Government figures do not add up!

I explain above using factual numbers that the HB cut just to single homeless services is between £131 million and £214 million per year.  Those figures are extremely reliable as their derivation reveals and one other key fact needs explanation.

Single homeless hostels are short-term services with an average occupancy or length of stay of no longer than 6 months.  As such when the HB cuts actually begin in April 2018 it means all 36,500 in these hostels will have entered the service way after April 2016 and this means all 36,500 will face the cuts in housing benefit – all 100% – and so the £131 – £214 million HB cut will happen as all 100% there will be affected.

Yet the government says in the Comprehensive Spending Review Blue Book on page 119 that the first year (2018/19) ‘savings will be only £120 million and for ALL supported housing and sheltered housing services!!

The numbers are way off as you can readily see and even the OBR says they have a medium to high level of uncertainty over these government projected savings.

blue bookp119 csr 2015

The numbers simply DO NOT ADD UP and reveal that the government does not know what the policy impacts are at all.  Even with the most sophisticated data modelling IT systems that central government has the projections it gives for the LHA maxima policy savings to the HB budget are a farce.



The LHA maxima policy is an ideological policy that is not even deserving of the “back of a fag packet” label as all of the above shows, yet the two key issues with it are (a) it is not part of any legislative bill and therefore ordinary political options of challenge are not available; and critically (b) it is a welfare benefit policy from the DWP and is NOT a housing policy.

The LHA maxima is under the control of IDS at the DWP and supported by Osborne at HM Treasury who announced it in the first place.  While it has hugely damaging implications for housing, the Secretary of State at CLG, Greg Clark, where housing sits has no control over it whatsoever.

As such any internal cabinet battle over it is one of the political lightweight Greg Clark versus the combined political heavyweights of IDS and George Osborne – a battle in which there can only be one winner.

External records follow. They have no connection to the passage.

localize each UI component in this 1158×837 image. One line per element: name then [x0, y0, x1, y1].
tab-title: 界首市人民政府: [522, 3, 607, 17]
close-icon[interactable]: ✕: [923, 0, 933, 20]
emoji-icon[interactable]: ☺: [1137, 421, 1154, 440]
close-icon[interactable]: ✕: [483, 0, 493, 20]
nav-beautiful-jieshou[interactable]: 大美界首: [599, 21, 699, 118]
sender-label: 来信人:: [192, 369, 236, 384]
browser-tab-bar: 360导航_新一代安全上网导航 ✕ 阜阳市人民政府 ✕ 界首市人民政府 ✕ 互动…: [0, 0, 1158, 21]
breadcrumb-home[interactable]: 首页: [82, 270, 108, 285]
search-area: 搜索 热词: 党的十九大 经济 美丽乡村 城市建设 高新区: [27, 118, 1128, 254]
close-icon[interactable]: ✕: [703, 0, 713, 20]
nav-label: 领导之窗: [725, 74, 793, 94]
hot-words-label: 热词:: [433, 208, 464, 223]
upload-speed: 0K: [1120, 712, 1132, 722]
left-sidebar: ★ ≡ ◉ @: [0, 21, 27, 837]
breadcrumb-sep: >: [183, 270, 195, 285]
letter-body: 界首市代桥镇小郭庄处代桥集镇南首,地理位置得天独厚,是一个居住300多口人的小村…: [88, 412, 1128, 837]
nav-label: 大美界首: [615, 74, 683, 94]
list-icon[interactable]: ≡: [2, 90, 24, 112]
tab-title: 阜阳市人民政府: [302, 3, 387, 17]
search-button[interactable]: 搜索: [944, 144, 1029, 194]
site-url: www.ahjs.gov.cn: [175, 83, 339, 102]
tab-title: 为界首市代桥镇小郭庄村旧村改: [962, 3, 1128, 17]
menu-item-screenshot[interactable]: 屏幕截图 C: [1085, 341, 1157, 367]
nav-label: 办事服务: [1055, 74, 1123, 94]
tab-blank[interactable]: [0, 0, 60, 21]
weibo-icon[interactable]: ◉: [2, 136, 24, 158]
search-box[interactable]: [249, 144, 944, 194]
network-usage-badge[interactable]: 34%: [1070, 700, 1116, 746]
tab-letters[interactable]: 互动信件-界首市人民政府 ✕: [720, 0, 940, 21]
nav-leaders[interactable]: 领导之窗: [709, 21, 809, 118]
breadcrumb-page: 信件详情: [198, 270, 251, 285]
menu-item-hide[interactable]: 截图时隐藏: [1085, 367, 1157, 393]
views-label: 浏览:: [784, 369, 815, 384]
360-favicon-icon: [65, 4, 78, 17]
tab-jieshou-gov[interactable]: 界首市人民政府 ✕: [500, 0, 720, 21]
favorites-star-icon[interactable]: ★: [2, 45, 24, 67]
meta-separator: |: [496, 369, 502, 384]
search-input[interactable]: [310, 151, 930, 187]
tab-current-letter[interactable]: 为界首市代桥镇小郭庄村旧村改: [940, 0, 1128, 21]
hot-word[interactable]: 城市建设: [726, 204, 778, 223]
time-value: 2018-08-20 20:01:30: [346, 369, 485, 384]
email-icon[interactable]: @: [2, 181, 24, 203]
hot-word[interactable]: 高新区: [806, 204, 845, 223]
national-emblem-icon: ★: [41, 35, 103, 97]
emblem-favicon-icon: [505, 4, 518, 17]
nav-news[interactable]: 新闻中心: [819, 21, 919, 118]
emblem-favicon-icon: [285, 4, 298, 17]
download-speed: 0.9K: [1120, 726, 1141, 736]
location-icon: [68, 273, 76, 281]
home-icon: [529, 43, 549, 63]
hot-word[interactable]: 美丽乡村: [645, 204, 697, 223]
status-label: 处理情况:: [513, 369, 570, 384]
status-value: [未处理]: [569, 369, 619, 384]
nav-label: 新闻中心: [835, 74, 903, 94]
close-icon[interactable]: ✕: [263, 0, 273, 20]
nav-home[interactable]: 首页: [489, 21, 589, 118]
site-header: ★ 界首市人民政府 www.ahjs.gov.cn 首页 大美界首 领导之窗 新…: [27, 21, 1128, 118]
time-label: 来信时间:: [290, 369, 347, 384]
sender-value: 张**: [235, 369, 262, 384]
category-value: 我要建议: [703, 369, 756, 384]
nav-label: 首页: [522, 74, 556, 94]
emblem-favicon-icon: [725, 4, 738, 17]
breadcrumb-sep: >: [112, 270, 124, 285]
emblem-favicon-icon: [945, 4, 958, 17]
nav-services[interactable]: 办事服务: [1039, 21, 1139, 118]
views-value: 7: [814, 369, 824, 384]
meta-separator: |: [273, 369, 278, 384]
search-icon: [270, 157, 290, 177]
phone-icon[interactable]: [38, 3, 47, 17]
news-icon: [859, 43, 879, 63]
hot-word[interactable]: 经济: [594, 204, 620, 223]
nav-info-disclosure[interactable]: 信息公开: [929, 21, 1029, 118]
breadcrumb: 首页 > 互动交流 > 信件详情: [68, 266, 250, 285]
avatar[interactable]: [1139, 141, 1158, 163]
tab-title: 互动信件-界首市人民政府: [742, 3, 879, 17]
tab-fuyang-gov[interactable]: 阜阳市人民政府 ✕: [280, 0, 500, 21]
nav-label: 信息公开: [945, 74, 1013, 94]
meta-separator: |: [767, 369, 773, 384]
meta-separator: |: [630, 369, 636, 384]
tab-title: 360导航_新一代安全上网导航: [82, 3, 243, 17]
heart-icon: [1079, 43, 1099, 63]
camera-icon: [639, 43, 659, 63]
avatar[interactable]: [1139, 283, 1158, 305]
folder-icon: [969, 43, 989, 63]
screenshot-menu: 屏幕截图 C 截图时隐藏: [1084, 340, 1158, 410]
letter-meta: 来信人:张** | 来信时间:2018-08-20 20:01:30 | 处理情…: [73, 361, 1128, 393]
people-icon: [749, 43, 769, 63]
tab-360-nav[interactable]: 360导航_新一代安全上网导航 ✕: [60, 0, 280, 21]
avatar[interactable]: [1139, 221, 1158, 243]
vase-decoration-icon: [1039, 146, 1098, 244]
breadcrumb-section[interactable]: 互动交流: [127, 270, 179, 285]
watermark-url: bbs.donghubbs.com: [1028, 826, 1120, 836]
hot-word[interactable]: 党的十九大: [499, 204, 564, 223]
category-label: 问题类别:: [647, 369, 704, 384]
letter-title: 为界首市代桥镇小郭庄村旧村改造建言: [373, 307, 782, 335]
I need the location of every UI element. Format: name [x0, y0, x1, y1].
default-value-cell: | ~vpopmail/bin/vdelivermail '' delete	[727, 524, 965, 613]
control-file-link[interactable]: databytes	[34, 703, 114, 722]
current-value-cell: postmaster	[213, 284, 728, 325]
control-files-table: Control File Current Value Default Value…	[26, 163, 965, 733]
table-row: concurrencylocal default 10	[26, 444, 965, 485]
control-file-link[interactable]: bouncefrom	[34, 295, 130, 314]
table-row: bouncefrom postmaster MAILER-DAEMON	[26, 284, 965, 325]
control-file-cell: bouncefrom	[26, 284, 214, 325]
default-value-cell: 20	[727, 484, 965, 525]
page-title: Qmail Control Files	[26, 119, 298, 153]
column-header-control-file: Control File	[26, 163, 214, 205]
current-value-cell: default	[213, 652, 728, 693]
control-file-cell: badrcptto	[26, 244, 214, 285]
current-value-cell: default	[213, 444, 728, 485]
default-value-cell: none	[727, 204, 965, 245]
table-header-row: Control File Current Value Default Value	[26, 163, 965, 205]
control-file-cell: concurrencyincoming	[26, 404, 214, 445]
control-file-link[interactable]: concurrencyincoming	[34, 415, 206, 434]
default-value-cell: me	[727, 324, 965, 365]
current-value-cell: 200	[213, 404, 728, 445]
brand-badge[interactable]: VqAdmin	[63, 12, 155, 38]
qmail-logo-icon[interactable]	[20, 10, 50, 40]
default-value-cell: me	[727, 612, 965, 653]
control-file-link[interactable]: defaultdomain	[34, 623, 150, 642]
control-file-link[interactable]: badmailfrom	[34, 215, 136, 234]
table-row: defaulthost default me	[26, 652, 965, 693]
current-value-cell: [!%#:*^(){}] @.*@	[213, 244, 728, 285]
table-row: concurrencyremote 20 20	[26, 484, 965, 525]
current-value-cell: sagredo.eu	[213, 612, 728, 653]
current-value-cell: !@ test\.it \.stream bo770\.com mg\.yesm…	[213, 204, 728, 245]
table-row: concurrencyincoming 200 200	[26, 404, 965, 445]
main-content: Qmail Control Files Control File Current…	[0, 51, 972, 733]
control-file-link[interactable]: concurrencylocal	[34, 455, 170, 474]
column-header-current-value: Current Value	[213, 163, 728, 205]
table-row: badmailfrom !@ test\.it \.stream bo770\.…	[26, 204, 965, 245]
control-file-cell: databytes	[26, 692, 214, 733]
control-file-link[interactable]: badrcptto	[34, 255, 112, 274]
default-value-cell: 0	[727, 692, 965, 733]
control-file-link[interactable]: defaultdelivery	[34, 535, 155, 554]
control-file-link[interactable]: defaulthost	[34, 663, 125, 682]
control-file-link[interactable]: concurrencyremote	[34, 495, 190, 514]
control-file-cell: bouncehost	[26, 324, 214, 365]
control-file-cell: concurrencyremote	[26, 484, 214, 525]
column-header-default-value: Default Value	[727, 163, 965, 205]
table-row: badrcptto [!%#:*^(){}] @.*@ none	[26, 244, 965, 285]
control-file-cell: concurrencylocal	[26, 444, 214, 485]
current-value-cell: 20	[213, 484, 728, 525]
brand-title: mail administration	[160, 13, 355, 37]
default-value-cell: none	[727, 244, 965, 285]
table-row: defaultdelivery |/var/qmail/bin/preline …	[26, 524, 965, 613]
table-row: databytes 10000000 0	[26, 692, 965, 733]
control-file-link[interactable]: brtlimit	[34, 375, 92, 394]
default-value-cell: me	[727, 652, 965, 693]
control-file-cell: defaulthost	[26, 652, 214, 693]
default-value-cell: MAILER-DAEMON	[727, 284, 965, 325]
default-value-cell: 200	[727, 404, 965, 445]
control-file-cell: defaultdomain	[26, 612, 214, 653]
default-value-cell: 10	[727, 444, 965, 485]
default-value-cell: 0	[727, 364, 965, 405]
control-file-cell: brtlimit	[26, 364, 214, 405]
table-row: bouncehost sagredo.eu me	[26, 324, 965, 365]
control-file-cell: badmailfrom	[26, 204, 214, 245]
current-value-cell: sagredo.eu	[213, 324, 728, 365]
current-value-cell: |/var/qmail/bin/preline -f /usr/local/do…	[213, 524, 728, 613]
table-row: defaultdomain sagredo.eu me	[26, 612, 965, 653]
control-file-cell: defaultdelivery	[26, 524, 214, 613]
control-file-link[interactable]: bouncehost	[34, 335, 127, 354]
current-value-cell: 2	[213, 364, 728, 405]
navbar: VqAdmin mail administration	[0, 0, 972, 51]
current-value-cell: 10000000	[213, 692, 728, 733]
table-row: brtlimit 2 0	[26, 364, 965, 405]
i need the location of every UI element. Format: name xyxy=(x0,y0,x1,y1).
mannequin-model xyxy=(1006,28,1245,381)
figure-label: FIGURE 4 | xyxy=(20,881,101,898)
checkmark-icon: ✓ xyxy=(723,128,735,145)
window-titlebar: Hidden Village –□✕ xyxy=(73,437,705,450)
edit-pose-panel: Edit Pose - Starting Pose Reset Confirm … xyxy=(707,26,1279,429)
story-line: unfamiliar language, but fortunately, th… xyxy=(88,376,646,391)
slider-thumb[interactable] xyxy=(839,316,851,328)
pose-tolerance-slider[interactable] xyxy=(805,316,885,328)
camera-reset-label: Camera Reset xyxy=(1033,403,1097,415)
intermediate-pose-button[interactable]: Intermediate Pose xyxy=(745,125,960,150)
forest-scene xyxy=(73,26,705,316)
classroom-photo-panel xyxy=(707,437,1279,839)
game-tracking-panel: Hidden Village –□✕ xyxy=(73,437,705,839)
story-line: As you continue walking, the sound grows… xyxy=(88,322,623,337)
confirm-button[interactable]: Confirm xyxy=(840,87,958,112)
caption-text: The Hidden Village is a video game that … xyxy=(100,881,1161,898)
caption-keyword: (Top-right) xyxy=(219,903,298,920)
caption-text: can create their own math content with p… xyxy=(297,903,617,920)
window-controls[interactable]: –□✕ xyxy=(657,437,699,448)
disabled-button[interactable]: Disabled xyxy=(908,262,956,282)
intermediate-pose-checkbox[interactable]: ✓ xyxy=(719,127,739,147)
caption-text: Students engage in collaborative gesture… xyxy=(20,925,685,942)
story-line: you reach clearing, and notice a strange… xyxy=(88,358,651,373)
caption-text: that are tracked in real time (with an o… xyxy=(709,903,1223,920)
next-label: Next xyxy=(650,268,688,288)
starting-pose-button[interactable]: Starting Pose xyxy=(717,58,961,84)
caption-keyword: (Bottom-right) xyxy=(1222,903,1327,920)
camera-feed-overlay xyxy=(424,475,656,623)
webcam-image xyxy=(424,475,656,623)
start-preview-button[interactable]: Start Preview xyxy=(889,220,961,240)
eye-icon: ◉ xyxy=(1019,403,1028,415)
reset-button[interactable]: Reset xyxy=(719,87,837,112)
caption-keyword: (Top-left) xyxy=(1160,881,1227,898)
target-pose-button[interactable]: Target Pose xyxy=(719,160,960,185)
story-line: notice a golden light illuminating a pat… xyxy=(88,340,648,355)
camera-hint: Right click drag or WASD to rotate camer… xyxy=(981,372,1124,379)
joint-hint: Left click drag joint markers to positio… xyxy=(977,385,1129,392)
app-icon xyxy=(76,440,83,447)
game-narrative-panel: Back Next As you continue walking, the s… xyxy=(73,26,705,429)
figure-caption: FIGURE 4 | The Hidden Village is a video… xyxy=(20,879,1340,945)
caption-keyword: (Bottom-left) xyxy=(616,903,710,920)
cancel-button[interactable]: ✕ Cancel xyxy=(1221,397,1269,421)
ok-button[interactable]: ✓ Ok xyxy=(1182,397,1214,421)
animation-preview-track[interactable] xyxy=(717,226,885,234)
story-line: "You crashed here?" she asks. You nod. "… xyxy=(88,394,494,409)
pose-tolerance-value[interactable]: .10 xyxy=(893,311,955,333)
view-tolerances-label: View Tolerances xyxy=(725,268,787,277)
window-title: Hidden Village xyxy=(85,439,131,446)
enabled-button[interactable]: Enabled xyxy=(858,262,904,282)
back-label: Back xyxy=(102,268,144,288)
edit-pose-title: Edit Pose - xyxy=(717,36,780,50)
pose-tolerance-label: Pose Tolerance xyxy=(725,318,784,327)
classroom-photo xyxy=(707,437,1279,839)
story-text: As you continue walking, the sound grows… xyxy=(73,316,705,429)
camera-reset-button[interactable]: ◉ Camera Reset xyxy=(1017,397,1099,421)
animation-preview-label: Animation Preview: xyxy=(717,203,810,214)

This leaves the ONLY viable way to challenge the policy is to fight for the hearts and minds of the general public, and they will be outraged at having to put Mum in a home and outraged as there will be nowhere for ‘battered wives’ to flee to.

I could give you 10,000 words why the great and the good of the housing sector are not adopting this public-facing strategy that would win out and would get rid of the LHA maxima policy.  Yet what is obvious is that NHF do NOT want to and what they are doing amounts to adopting a save sheltered housing at all costs but supported housing can wither and die on the vine one instead.

As per usual expect the vast majority of housing professionals who do genuinely care for supported housing and the claimed social ethos of social landlords be outraged at that and take it as a slur … and fail to even contemplate that Glorious Leader Orr and the NHF is selling all that down the river, which they are.

See the wood from the trees for once housing people and stop being blind sheep and for once see the reality of what is happening.  Unless on a personal level you can afford to put your Mum in a home and don’t give a stuff about any female you know being the easiest of easy long-term victim…!



4 thoughts on “Housing sector worries about jam tomorrow when it has no bread today

  1. To be honest, I can’t work out if David Orr and the NHF are either incompetent or deliberately wrong; which ever, they seem to show an appalling level of understanding of the issues, as do most of the actual housing providers in both supported and unsupported housing.

    1. Long explanation needed to answer that, but essentially almost all housing associations operate sheltered housing while only a small percentage operate supported housing such as hostel, refuge, group home and so on.